How Scott Stricklin lost the Gators: A decade of bad timing and worse decisions

Scott Stricklin’s time at Florida has been marked by a string of poorly timed decisions that have steadily pushed the Gators away from national relevance.
Tennessee v Florida
Tennessee v Florida | James Gilbert/GettyImages

When Scott Stricklin arrived in Gainesville in 2016 to replace longtime Athletic Director Jeremy Foley, he was viewed as a steady, modern athletic director-someone who could upgrade facilities, stabilize the athletic department, and bring Florida athletics back to national relevance. Nearly a decade later, his track record paints a very different picture. Stricklin’s tenure has become defined less by long-term vision and more by a collection of high-profile misfires that have left Florida football, and much of the fanbase, stuck in frustration.

Stricklin’s first major act came in 2017 when he fired Jim McElwain. At the time, the decision felt sudden, but the behind-the-scenes relationship between McElwain and Stricklin was completely unraveled. The issue isn’t that he fired McElwain; it’s what came next.

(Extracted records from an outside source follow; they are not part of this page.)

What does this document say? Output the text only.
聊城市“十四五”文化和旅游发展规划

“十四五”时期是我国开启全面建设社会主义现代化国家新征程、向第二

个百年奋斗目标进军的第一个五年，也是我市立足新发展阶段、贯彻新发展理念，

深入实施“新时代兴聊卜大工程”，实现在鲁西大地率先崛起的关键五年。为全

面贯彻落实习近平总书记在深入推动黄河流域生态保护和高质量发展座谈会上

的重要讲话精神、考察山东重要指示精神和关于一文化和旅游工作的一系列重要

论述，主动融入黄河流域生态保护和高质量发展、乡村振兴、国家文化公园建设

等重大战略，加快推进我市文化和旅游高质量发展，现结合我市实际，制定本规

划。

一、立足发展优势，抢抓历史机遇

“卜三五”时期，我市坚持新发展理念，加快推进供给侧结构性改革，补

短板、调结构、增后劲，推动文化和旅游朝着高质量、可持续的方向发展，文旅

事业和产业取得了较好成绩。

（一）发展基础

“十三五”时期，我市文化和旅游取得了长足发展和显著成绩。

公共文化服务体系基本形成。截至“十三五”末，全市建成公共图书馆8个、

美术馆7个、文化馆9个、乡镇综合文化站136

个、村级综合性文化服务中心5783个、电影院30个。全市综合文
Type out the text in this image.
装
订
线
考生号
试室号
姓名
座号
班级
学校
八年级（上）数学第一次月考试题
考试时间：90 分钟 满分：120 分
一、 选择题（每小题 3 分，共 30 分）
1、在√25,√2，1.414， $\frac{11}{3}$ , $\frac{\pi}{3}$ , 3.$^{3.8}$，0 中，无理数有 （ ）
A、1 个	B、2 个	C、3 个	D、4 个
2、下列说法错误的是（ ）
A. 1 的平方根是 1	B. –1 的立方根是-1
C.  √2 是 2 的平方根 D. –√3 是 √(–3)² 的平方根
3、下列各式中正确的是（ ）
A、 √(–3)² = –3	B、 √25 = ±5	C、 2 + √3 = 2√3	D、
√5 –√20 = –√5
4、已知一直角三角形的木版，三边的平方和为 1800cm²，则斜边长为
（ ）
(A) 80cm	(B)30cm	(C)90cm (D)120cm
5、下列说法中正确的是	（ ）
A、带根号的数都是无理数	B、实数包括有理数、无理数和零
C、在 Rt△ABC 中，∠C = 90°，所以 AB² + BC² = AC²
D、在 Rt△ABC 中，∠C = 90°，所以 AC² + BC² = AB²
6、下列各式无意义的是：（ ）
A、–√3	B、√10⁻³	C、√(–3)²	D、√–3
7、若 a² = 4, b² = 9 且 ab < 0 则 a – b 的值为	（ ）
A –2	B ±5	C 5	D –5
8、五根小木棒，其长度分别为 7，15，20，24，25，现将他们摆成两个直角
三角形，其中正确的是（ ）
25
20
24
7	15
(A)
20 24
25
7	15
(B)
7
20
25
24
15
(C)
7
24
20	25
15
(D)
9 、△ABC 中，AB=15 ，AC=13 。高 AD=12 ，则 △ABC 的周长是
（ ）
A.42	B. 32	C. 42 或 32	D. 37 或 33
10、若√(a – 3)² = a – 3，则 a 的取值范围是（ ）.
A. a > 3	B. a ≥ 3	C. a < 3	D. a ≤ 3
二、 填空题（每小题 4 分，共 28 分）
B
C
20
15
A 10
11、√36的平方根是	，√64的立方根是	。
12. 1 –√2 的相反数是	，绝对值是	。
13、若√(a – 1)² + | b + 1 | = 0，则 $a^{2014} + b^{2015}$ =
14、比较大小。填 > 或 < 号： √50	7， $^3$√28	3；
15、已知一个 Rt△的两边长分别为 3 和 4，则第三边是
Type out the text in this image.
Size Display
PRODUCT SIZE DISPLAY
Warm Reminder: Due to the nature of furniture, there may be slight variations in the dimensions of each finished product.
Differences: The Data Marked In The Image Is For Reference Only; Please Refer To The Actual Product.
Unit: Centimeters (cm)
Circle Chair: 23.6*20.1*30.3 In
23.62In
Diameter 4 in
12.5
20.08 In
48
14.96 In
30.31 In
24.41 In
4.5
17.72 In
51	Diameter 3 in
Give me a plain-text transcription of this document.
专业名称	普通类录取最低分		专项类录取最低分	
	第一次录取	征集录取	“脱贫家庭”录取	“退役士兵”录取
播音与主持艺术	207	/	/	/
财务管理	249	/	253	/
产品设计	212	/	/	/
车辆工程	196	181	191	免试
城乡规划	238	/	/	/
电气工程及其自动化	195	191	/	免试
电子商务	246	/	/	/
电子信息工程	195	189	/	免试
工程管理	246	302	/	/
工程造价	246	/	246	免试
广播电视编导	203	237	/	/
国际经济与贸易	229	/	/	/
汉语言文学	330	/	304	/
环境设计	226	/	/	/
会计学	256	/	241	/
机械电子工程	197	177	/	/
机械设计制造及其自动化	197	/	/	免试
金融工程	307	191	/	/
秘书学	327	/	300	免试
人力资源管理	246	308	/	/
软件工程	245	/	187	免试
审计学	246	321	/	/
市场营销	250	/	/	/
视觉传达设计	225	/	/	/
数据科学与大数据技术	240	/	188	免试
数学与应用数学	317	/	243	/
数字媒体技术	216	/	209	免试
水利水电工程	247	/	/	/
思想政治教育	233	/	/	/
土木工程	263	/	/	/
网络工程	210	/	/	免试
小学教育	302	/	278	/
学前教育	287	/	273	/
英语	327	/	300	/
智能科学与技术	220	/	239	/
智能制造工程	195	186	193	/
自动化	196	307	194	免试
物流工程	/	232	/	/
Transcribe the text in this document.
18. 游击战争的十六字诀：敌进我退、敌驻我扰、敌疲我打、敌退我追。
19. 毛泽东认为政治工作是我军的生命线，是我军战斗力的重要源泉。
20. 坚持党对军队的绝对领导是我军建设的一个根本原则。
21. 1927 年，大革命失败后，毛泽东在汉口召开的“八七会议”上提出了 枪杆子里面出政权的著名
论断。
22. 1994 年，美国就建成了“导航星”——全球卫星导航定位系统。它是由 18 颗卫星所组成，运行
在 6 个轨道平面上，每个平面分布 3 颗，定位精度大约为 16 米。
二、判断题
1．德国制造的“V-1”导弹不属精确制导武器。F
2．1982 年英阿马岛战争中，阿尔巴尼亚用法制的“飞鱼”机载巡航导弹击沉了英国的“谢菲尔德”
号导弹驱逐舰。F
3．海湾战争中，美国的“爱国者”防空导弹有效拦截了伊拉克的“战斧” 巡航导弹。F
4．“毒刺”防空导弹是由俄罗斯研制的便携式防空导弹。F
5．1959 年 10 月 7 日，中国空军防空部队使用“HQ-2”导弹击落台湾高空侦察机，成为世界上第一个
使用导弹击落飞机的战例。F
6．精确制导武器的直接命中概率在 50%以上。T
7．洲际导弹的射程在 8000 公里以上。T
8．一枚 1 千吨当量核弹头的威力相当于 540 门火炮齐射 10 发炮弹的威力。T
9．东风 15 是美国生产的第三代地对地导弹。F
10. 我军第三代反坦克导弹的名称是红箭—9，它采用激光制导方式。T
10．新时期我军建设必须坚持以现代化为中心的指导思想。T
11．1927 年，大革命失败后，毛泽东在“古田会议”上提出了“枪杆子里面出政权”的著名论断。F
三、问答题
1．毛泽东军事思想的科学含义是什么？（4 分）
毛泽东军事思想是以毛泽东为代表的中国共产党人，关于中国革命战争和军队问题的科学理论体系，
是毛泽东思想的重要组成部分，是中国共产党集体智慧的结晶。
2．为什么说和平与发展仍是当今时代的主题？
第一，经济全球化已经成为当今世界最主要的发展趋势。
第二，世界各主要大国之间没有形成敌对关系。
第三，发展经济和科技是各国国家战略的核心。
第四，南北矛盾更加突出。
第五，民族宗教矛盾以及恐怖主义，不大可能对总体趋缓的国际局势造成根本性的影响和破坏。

Stricklin put his faith in Dan Mullen, a move that initially looked like a strong value hire. Mullen quickly restored competitiveness, reaching back-to-back New Year’s Six bowls and developing one of the best offenses in decades. But when the 2021 season unraveled, Stricklin reacted aggressively, firing Mullen after essentially one bad year.

That firing, in hindsight, was the turning point. Rather than addressing Mullen’s recruiting issues with structural changes, Stricklin reset the program entirely and hired Billy Napier, branding the move as a “long-term building process.” Napier promised staffing innovation and methodical roster development, but the results never matched the rhetoric. The Gators routinely looked unprepared, undisciplined, and outmatched on the field.

Yet Stricklin refused to make a change when it was most needed. Through blowout losses, recruiting collapses, and SEC shortcomings, he publicly backed Napier. What Stricklin called patience became a shield, and in the SEC that’s a dangerous disguise. By the time he finally cut ties with Napier, the fallout was obvious: Florida lagged behind its rivals, the roster was mentally checked out, and the fanbase’s trust in the program’s direction had faded into frustration.

But the latest development has only added confusion. As rumors swirled about Lane Kiffin’s interest and his future at Ole Miss, Stricklin appeared to pull the plug on the pursuit before anything concrete materialized. Instead of allowing the process to play out or waiting for Kiffin himself to make a decision, the door seemed to be slammed shut. In a coaching market defined by timing and leverage, Florida once again operated from a position of uncertainty.

Now, as Florida faces yet another reset, the common thread in all these decisions is Stricklin himself. Firing too early, firing too late, betting big on the wrong rebuild, hesitating at crucial moments, and mishandling the optics of a potential Kiffin move — it all reflects a leadership approach that has left Florida without stability or momentum.

As the Gators search for their next direction, one question looms larger than any coaching candidate: how much longer can Florida afford the consequences of Scott Stricklin’s decisions?